Hello. We have a multi flow data pipeline that is ...
# ask-metaflow
s
Hello. We have a multi flow data pipeline that is currently manual, ie a person runs the commands to deploy and trigger each flow as an argo workflow one after the other. Because its been developed this way each flow in the process has ended up with its own parameters, some of which are required. We want to move to using
@trigger_on_end
to launch the next flow with out the manual intervention of a person, while still allowing us to manually trigger flows if needed, but the parameters are causing an issue. Is there a way to pass parameters when creating the template or some other way that doesn't cause the previous flow in the chain to have to know about all the down stream parameters?
1
worst case we'll end up doing the work to change all the parameter handling to work around this, but it would be nice if there is a way to avoid that work.
s
Hello Emily These parameters that you mention are they dependent on any of the steps that you run in a up stream flow ?

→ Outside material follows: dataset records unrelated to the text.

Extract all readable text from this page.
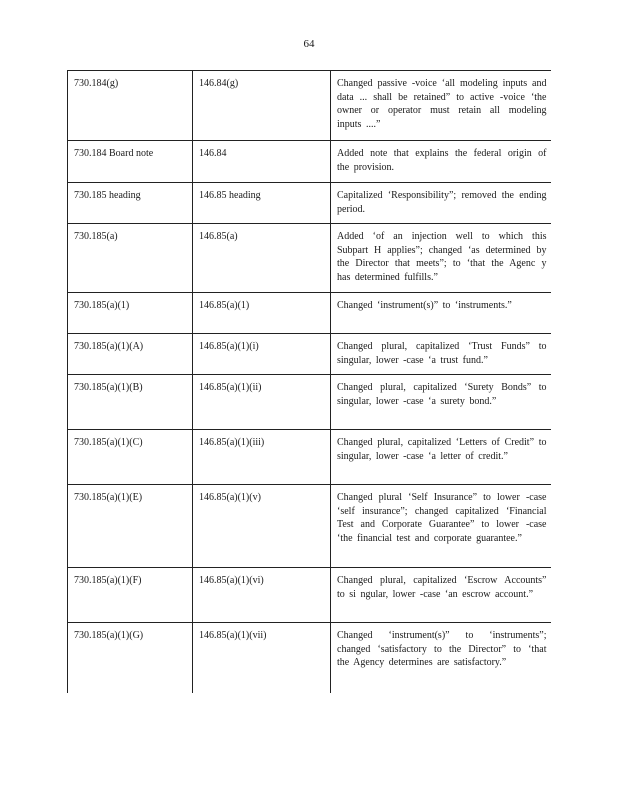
64
730.184(g)	146.84(g)	Changed passive -voice ‘all modeling inputs and data ... shall be retained” to active -voice ‘the owner or operator must retain all modeling inputs ....”
730.184 Board note	146.84	Added note that explains the federal origin of the provision.
730.185 heading	146.85 heading	Capitalized ‘Responsibility”; removed the ending period.
730.185(a)	146.85(a)	Added ‘of an injection well to which this Subpart H applies”; changed ‘as determined by the Director that meets”; to ‘that the Agenc y has determined fulfills.”
730.185(a)(1)	146.85(a)(1)	Changed ‘instrument(s)” to ‘instruments.”
730.185(a)(1)(A)	146.85(a)(1)(i)	Changed plural, capitalized ‘Trust Funds” to singular, lower -case ‘a trust fund.”
730.185(a)(1)(B)	146.85(a)(1)(ii)	Changed plural, capitalized ‘Surety Bonds” to singular, lower -case ‘a surety bond.”
730.185(a)(1)(C)	146.85(a)(1)(iii)	Changed plural, capitalized ‘Letters of Credit” to singular, lower -case ‘a letter of credit.”
730.185(a)(1)(E)	146.85(a)(1)(v)	Changed plural ‘Self Insurance” to lower -case ‘self insurance”; changed capitalized ‘Financial Test and Corporate Guarantee” to lower -case ‘the financial test and corporate guarantee.”
730.185(a)(1)(F)	146.85(a)(1)(vi)	Changed plural, capitalized ‘Escrow Accounts” to si ngular, lower -case ‘an escrow account.”
730.185(a)(1)(G)	146.85(a)(1)(vii)	Changed ‘instrument(s)” to ‘instruments”; changed ‘satisfactory to the Director” to ‘that the Agency determines are satisfactory.”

Or are they just unique to the flow you would want to run as part of the triggered flow
I guess what I am asking is - are the values of these parameters generated as part of running an upstream flow that then need to find their way into a downstream flow
s
No, they are things like the google drive folder id to put an output report in, or the name of a dataset to use
I get what you are saying, we do have some like that, but we also already have a parameter for the upstream flow, so I can see how we can do that already. 🙂
s
in your particular use-case is it acceptable to pass the universe of parameters to the 1st flow in the daisy chain?
s
We could do, that is one of the options I'm looking at, the fun bit is still being able to start the process from any of the flows and being able to handle the parameters well
The thing I'm trying to avoid is all of the flows having to know about all of their down stream dependencies and know what all their parameters are
s
oh interesting.. so in addition to the daisy chain you do want to retain the ability for the flows to be able to run independently as well
s
yeah
s
> The thing I'm trying to avoid is all of the flows having to know about all of their down stream dependencies and know what all their parameters are makes sense.. the option I was thinking about was passing the universe of parameters into the 1st flow in the daisy chain. You could assign these parameters to
self
and then access them downstream https://docs.metaflow.org/production/event-triggering/flow-events
Copy code
When using @trigger_on_finish, you can access information about the triggering runs through current.trigger.run or current.trigger.runs in the case of multiple flows, which return one or more Run objects. Use the Run object to access artifacts as you do when using the Client API directly.
this 1
the parameters themselves - if they do not have any dynamic portions then you could consider passing them into the workflow template as env vars?
s
ooh, thats an interesting idea. Thank you, that sounds like it might work. I'll have a play and see how we get on.
👍🏽 1
Got something that looks hopeful using a combination of environment variables and deploy time parameters. https://docs.metaflow.org/production/scheduling-metaflow-flows/scheduling-with-aws-step-functions#deploy-time-parameters I've created a function that returns a function that gets the named env var or default value.
Copy code
def env_var_parameter( default: str = None):
    def get_env_var(context):
        return os.getenv(context.parameter_name, default)

    return get_env_var

doc_folder_root = Parameter(
        "doc-folder-root",
        help="The docs folder to write the report to",
        default=env_var_parameter("UID_HERE"),
    )
Then modified our metaflow launch script to create the environment variables if its a deploy and they are provided.